Facilitate Multisite Collaborations

Here, the priority recommendation is to focus on smaller sized collaborations (e.g., regional networks) that have a comprehensive platform for rapid study startups (e.g., shared clinical trials, Institutional Review Board). It is suggested that successful models and tools (e.g., contract forms, intellectual property sharing documents, etc.) be further promoted and shared. The number two priority is to develop a rare disease network for CTSAs that is based on existing resources within each centers’ electronic health records. This could involve developing a list of interested local champions and investigator pools for these projects, as well as having a fund of money available to the CTSAs for multicenter trials. The CTSA consortium members can create a rare disease repository/catalog through a central repository (e.g., the coordinating center) and make it available to the investigators across the country or the globe.

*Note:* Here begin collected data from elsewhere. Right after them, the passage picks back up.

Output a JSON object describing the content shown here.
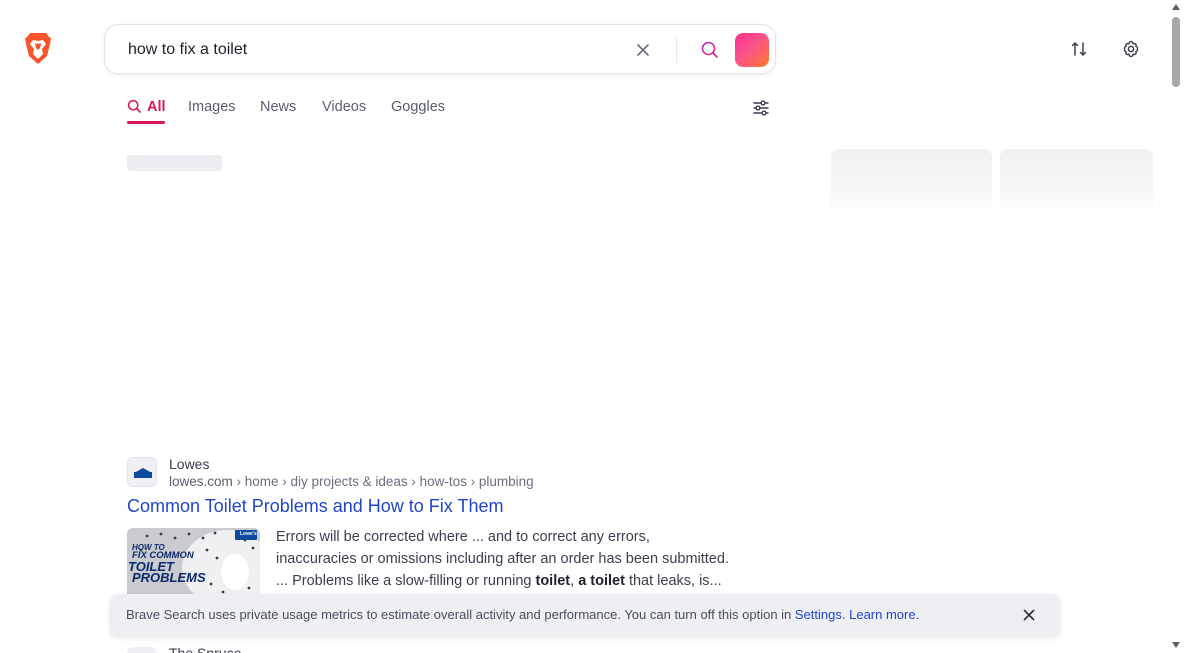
{
  "search": {
    "query": "how to fix a toilet",
    "clear_icon": "close-icon",
    "search_icon": "search-icon",
    "leo_icon": "leo-ai-icon"
  },
  "header": {
    "logo": "brave-lion-logo",
    "sort_icon": "swap-icon",
    "settings_icon": "gear-icon"
  },
  "tabs": [
    {
      "label": "All",
      "active": true
    },
    {
      "label": "Images",
      "active": false
    },
    {
      "label": "News",
      "active": false
    },
    {
      "label": "Videos",
      "active": false
    },
    {
      "label": "Goggles",
      "active": false
    }
  ],
  "result": {
    "site_name": "Lowes",
    "domain": "lowes.com",
    "path": " › home › diy projects & ideas › how-tos › plumbing",
    "title": "Common Toilet Problems and How to Fix Them",
    "snippet_1": "Errors will be corrected where ... and to correct any errors,",
    "snippet_2": "inaccuracies or omissions including after an order has been submitted.",
    "snippet_3a": "... Problems like a slow-filling or running ",
    "snippet_bold_1": "toilet",
    "snippet_3b": ", ",
    "snippet_bold_2": "a toilet",
    "snippet_3c": " that leaks, is...",
    "thumb_line_1": "HOW TO",
    "thumb_line_2": "FIX COMMON",
    "thumb_line_3": "TOILET",
    "thumb_line_4": "PROBLEMS",
    "thumb_brand": "Lowe's"
  },
  "next_result": {
    "site_name": "The Spruce"
  },
  "banner": {
    "text": "Brave Search uses private usage metrics to estimate overall activity and performance. You can turn off this option in ",
    "settings_link": "Settings",
    "separator": ". ",
    "learn_more_link": "Learn more.",
    "close_icon": "close-icon"
  },
  "colors": {
    "accent": "#d8175a",
    "link": "#2146c7",
    "text": "#3b3e4f"
  }
}
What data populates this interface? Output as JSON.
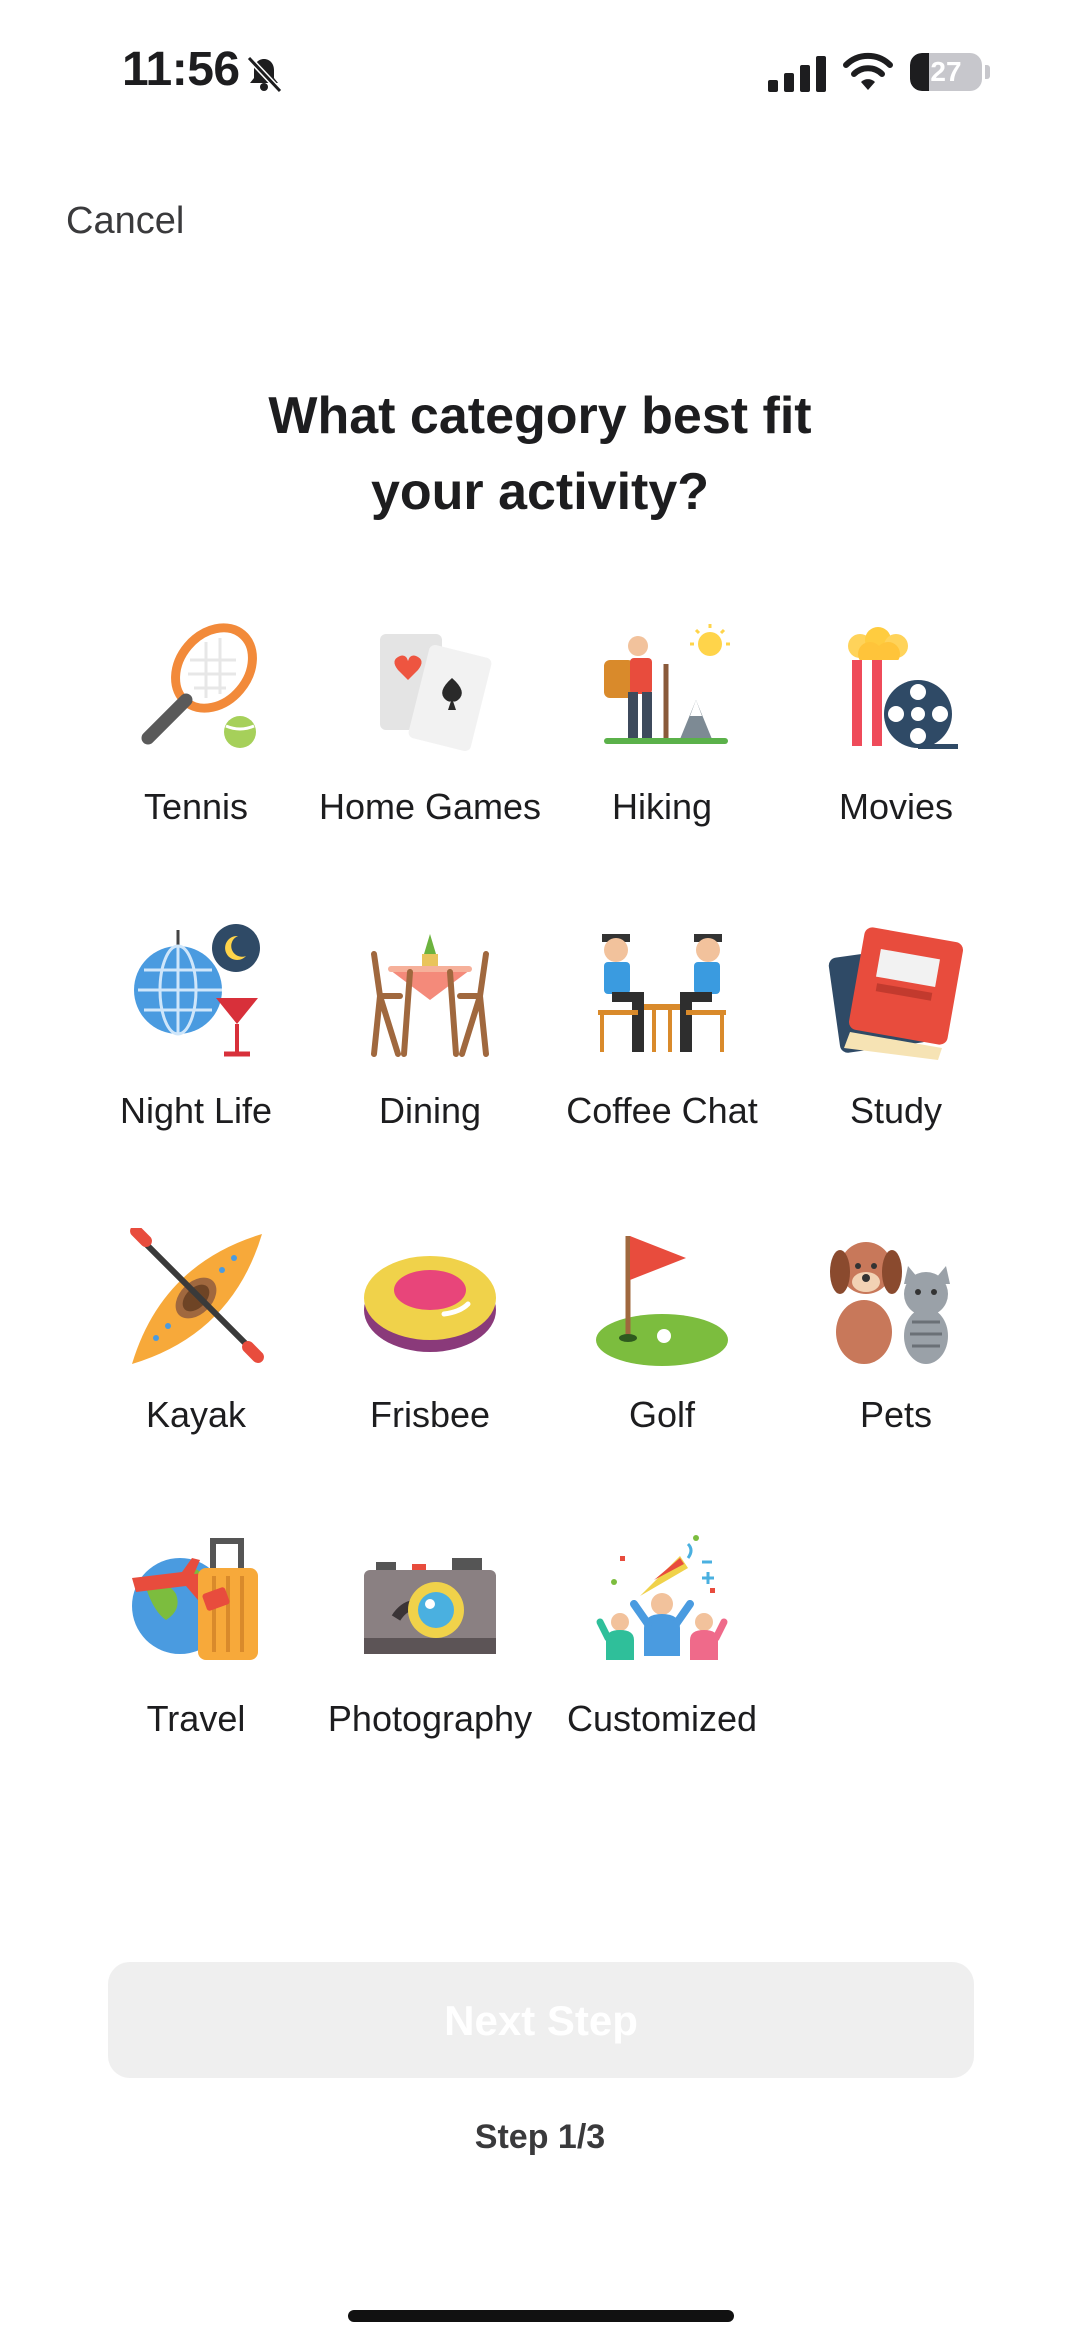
{
  "status_bar": {
    "time": "11:56",
    "battery": "27",
    "battery_level": 0.27
  },
  "header": {
    "cancel_label": "Cancel"
  },
  "question": {
    "line1": "What category best fit",
    "line2": "your activity?"
  },
  "categories": [
    {
      "label": "Tennis",
      "icon": "tennis-icon"
    },
    {
      "label": "Home Games",
      "icon": "playing-cards-icon"
    },
    {
      "label": "Hiking",
      "icon": "hiker-icon"
    },
    {
      "label": "Movies",
      "icon": "popcorn-film-reel-icon"
    },
    {
      "label": "Night Life",
      "icon": "disco-ball-cocktail-icon"
    },
    {
      "label": "Dining",
      "icon": "dining-table-icon"
    },
    {
      "label": "Coffee Chat",
      "icon": "coffee-chat-icon"
    },
    {
      "label": "Study",
      "icon": "books-icon"
    },
    {
      "label": "Kayak",
      "icon": "kayak-icon"
    },
    {
      "label": "Frisbee",
      "icon": "frisbee-icon"
    },
    {
      "label": "Golf",
      "icon": "golf-flag-icon"
    },
    {
      "label": "Pets",
      "icon": "dog-cat-icon"
    },
    {
      "label": "Travel",
      "icon": "globe-suitcase-icon"
    },
    {
      "label": "Photography",
      "icon": "camera-icon"
    },
    {
      "label": "Customized",
      "icon": "party-people-icon"
    }
  ],
  "footer": {
    "next_label": "Next Step",
    "step_text": "Step 1/3"
  }
}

Expedite Preclinical Discoveries into Human Studies

Under this concept, the first recommendation is to work with the preclinical divisions of NCATS and other NIH centers and institutes to develop an accessible library of drugs, compounds, high‐throughput screens and model systems, and create tools to make such data available to investigators. The second recommendation was to establish a translational pipeline of resources that catalog both (1) the sequential drug discovery processes for unique targets that a clinical investigator may be looking for, and (2) a stepwise guidance required for human drug development for translational/basic science inventors.

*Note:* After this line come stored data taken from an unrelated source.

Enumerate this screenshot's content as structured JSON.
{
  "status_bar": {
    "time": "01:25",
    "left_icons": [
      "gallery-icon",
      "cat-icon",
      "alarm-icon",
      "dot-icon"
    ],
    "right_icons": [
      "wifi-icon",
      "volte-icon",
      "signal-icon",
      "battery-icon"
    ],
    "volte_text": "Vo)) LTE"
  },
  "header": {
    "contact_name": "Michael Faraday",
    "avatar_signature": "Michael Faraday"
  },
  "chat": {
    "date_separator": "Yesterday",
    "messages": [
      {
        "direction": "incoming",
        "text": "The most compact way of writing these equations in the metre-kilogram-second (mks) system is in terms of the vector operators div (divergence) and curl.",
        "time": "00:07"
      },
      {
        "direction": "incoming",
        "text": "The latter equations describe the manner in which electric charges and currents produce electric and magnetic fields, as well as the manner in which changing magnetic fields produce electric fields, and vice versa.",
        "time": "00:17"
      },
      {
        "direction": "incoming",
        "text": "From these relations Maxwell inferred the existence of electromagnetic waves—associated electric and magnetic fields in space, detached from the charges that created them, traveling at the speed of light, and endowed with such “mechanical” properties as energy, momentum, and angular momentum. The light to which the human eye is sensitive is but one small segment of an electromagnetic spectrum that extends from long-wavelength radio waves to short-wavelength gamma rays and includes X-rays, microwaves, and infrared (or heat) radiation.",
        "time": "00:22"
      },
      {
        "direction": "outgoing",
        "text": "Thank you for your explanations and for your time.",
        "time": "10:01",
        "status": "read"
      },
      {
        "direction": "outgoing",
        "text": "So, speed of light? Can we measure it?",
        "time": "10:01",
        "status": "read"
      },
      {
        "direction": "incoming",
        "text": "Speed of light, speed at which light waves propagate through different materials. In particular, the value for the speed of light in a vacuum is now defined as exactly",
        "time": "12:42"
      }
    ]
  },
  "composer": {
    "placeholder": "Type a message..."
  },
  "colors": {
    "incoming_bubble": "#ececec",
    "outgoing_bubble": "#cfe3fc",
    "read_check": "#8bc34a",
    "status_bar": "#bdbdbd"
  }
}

Begin to Coordinate Informatics Infrastructure

The primary recommendation is to develop methods to access some aspects of the electronic health records (anonymized data sets; consented disease cohorts) for research purposes in small networks of five to six CTSAs regionally. While regulatory challenges exist for large‐scale sharing of data, tools and technologies can create specific registries and shared phenotypic data to enable researchers to collaborate within smaller regional networks.

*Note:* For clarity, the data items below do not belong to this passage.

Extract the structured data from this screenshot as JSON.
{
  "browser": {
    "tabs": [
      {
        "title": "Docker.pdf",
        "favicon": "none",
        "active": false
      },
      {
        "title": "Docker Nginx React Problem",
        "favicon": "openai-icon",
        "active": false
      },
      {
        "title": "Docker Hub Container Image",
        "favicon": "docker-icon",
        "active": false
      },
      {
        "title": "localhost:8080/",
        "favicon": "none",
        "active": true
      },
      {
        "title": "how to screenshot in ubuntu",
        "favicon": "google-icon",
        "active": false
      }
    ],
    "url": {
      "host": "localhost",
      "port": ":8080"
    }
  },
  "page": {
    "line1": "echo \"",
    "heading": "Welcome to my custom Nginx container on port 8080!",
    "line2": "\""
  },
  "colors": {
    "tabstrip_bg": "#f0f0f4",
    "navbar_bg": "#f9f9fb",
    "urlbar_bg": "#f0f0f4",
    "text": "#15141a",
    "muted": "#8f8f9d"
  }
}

Although all the CTSA PIs were highly enthusiastic about building a national infrastructure, they also recognize that an equally important responsibility for them is to transform their local institutions and cultures for any of these ideas to flourish. They formulated the following statement expressing this sentiment: “All CTSAs should ideally have capacity across the entire T1–T4 spectrum with sufficient resources to make their core capacities significant and meaningful. However, most CTSAs will not have sufficient strengths in all areas, and thus, each CTSA should select one or more areas of special strength for greater investment of their CTSA funds to yield larger benefits locally, and for the CTSA Consortium more broadly. Enhancing consortia activities is very important but this is only feasible if all CTSAs are strong at their own institution, and are able to contribute both by usual participation and by bringing special strengths to the Consortium.” As the president of ACTS, I find this balance of local and national missions perfect.